Dalle morti in Rsa alla zona rossa  Nel mirino degli inquirenti e degli investigatori della guardia di finanza sono finiti non solo i morti nelle Rsa della Val Seriana e il caso dell'ospedale di Alzano chiuso e riaperto nel giro di poche ore, ma soprattutto la mancata istituzione di una zona rossa uguale a quella disposta nel Lodigiano. Sotto la lente delle autorità anche i mancati aggiornamenti del piano pandemico, fermo al 2006, e l'applicazione di quello esistente anche se datato che comunque, stando agli elementi raccolti, avrebbe potuto contenere la trasmissione del Covid.

Le famiglie delle vittime: "Pm onorano chi non c'è più"  "Ringrazio a nome dei familiari la procura di Bergamo che con questi risultati di indagine dà onore ai deceduti - commenta l'avvocato Consuelo Locati, referente del team legale dell'associazione dei familiari delle vittime del Covid 'Sereniesempreuniti' -. Noi familiari delle vittime ci abbiamo sempre creduto, la procura di Bergamo è stata l'unica istituzione che ha ascoltato la nostra voce".

"Si riscrive la storia della strage"  "Da oggi - si legge in una nota dell'associazione - si riscrive la storia della strage bergamasca e lombarda, la storia delle nostre famiglie, delle responsabilità che hanno portato alle nostre perdite. La storia di un'Italia che ha dimenticato quanto accaduto nella primavera 2020, non a causa del Covid19, ma per delle precise decisioni o mancate decisioni".
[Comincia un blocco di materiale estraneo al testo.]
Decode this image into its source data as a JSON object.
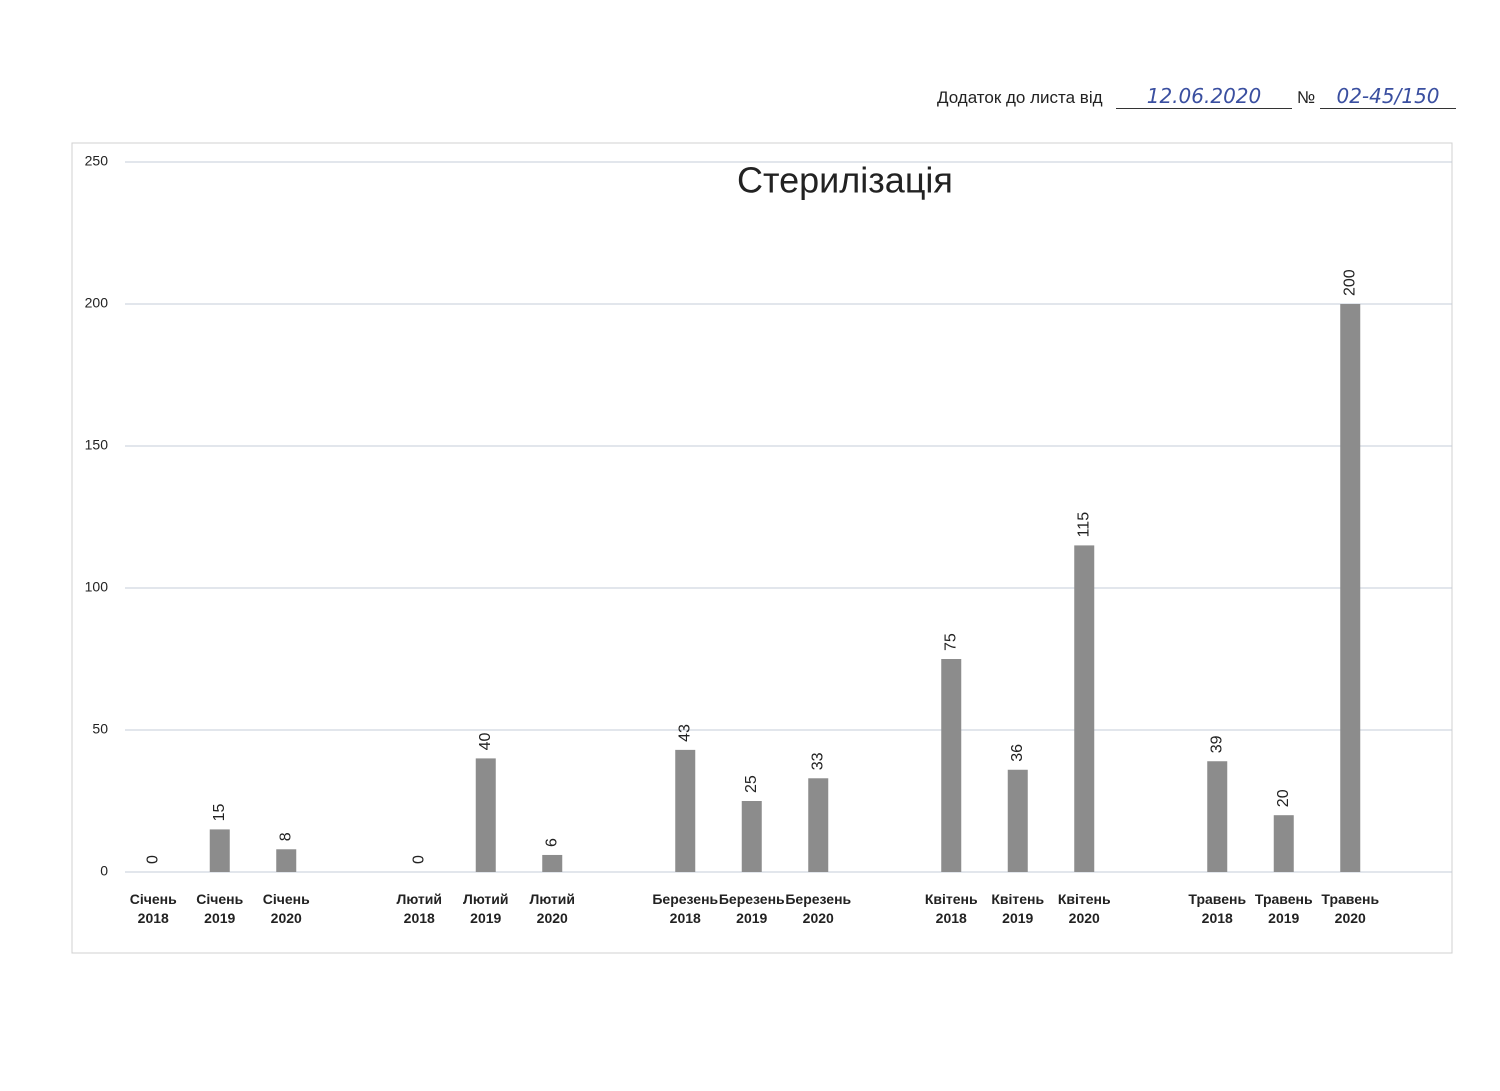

Fontana: "So dai giornali di essere indagato, una vergogna"  "È vergognoso che una persona che è stata sentita a inizio indagine come persona a conoscenza dei fatti scopra dai giornali di essere stato trasformato in indagato". A dirlo è il presidente della Regione Lombardia, Attilio Fontana, secondo cui "è una vergogna sulla quale non so se qualche magistrato di questo Paese ritiene di indagare. Sicuramente non succederà niente".